Default implementations
We've seen how to represent user types generically, and how to define functions on representation types. However, we still have to tie these two together, explaining how to convert user types to their representation and then applying the generic function.
The representation RepUserTree
we have seen earlier is only one component of the representation; we also need functions to convert to and from the user datatype into the representation. For that we use another type class:
class Representable0 a where
-- Encode the representation of a user datatype
type Rep0 a :: * -> *
-- Convert from the datatype to its representation
from0 :: a -> (Rep0 a) x
-- Convert from the representation to the datatype
to0 :: (Rep0 a) x -> a
So, for the UserTree
datatype shown before, GHC generates the following instance:
instance Representable0 (UserTree a) where
type Rep0 (UserTree a) = RepUserTree a
from0 Leaf = L1 U1
from0 (Node a l r) = R1 (a :*: l :*: r)
to0 (L1 U1) = Leaf
to0 (R1 (a :*: l :*: r)) = Node a l r
(Note that we are using the simpler representation RepUserTree
instead of the real representation RealRepUserTree
, just for simplicity.)
Equipped with a Representable0
instance, we are ready to tell the compiler how it can serialize any representable type:
putDefault :: (Representable0 a, GSerialize (Rep0 a)) => a -> [Bit]

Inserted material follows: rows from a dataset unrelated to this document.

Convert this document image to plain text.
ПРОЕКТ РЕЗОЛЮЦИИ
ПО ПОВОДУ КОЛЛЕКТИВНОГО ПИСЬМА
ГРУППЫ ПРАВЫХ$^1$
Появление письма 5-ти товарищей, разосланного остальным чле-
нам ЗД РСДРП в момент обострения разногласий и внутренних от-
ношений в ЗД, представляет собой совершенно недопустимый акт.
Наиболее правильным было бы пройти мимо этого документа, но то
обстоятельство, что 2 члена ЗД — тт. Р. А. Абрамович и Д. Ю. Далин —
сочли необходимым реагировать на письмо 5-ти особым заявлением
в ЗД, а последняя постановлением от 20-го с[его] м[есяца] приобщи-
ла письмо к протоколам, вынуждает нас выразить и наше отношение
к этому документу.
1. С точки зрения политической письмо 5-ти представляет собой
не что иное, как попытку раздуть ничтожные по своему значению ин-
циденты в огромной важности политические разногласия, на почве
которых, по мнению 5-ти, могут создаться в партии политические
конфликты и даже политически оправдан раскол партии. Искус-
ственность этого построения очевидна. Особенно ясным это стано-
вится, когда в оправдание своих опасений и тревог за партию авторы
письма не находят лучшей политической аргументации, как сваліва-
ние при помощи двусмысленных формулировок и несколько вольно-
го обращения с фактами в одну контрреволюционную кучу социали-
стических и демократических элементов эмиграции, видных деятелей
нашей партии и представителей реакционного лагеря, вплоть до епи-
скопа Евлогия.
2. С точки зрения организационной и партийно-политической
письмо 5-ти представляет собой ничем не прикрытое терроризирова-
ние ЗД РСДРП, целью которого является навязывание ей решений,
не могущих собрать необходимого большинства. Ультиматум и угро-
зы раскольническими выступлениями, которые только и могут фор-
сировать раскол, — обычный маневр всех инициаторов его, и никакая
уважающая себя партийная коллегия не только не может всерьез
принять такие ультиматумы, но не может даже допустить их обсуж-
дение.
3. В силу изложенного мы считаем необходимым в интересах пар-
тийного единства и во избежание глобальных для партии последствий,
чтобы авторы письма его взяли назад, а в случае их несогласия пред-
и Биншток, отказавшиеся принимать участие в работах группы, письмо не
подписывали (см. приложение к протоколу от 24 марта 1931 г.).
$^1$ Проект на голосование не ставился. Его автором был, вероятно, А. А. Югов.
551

putDefault a = gput (from0 a)
The type of putDefault
says that we can serialize any a into a list of bits, as long as that a is Representable0
, and its representation Rep0 a
has a GSerialize
instance. The implementation is very simple: first convert the value to its representation using from
, and then call gput
on that representation.
However, we still have to write a Serialize
instance for the user dataype:
instance (Serialize a) => Serialize (UserTree a) where
put = putDefault
Using GHC's new features
What we have seen so far could all already be done, at the cost of writing a lot of boilerplate code yourself (or spending hours writing [Template Haskell] code to do it for you).